A prison hunger strike, court-ordered inmate transfers to avoid a deadly fungus and a series of adverse court decisions over wretched conditions and prison overcrowding is bringing to a head, or simply further ratcheting up, a desperate situation in California’s penal system.
On Friday, the U.S. Supreme Court rejected the state’s appeal for a stay while it appeals a lower-court edict—to the justices—that it shed another 9,600 inmates from its dangerously overcrowded prison system by the end of the year. The 6-3 vote was the second time the high court has ruled against the state and, although the ruling was more emphatic than the first, the Brown administration is not done.
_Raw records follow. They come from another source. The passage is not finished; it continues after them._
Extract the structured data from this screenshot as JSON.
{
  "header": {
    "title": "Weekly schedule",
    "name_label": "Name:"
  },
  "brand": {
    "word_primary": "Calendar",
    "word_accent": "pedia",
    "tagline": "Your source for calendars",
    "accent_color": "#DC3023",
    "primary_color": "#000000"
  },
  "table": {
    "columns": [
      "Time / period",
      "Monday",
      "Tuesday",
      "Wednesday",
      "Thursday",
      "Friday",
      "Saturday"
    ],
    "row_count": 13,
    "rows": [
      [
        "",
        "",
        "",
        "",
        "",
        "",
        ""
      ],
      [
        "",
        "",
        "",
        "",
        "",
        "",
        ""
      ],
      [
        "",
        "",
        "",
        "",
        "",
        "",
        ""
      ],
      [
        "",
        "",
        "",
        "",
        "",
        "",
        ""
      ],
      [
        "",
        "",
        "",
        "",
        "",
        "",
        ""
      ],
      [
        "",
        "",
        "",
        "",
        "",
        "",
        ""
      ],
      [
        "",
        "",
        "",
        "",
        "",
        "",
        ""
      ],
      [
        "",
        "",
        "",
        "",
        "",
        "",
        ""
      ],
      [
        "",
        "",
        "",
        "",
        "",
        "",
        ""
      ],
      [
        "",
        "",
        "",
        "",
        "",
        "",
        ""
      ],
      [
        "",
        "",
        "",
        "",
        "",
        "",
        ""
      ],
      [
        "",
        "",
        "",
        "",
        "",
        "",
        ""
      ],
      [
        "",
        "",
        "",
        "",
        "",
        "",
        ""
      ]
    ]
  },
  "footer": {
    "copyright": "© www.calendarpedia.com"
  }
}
The justices first refused to release the state from lower-court rulings in a 5-4 decision two years ago, agreeing with them that time spent in the California prison system was “cruel and inhuman punishment.” But it showed a willingness to hear arguments that sufficient progress was being made toward reaching prison population goals of overcrowding that doesn’t exceed 137.5% of designed capacity, and did not rule out in the second go-round last week hearing that appeal.
Justices Antonin Scalia, Clarence Thomas and Samuel Alito agreed with the Brown administration on Friday. Thomas joined Scalia’s dissent (pdf) that not only would have granted the stay, it would have dissolved the injunction and freed the state from court control. Scalia scolded the majority for ignoring the state’s incremental progress and called their reasoning and vote a “ceremonial washing of the hands” after already having decided to smack California down.
And now the state will reap just what it sows. “California must now release upon the public nearly 10,000 inmates convicted of serious crimes—about 1,000 for every city larger than Santa Ana,” Scalia wrote.
Well, not exactly. California still has a few options to make the cut without just putting a horde of dangerous criminals back on the streets. For instance, the state could suck up the expense and ship prisoners to other states. Or it could release inmates with serious illnesses and others near the end of their terms.
The Brown administration has pursued a realignment policy for more than a year that has reduced the prison population by 25,000 while directing low-level felons and parole violators to county jails.
One option isn’t letting a bunch of inmates starve themselves to death. A statewide hunger strike to protest indefinite solitary confinement, which initially involved 30,000 inmates, is down to less than 500 but still drawing international scrutiny of California prisons.
Another non-starter is leaving around 3,200 inmates known to be susceptible to deadly Valley Fever in two Central California prisons. A judge, in June, ordered them moved within 90 days.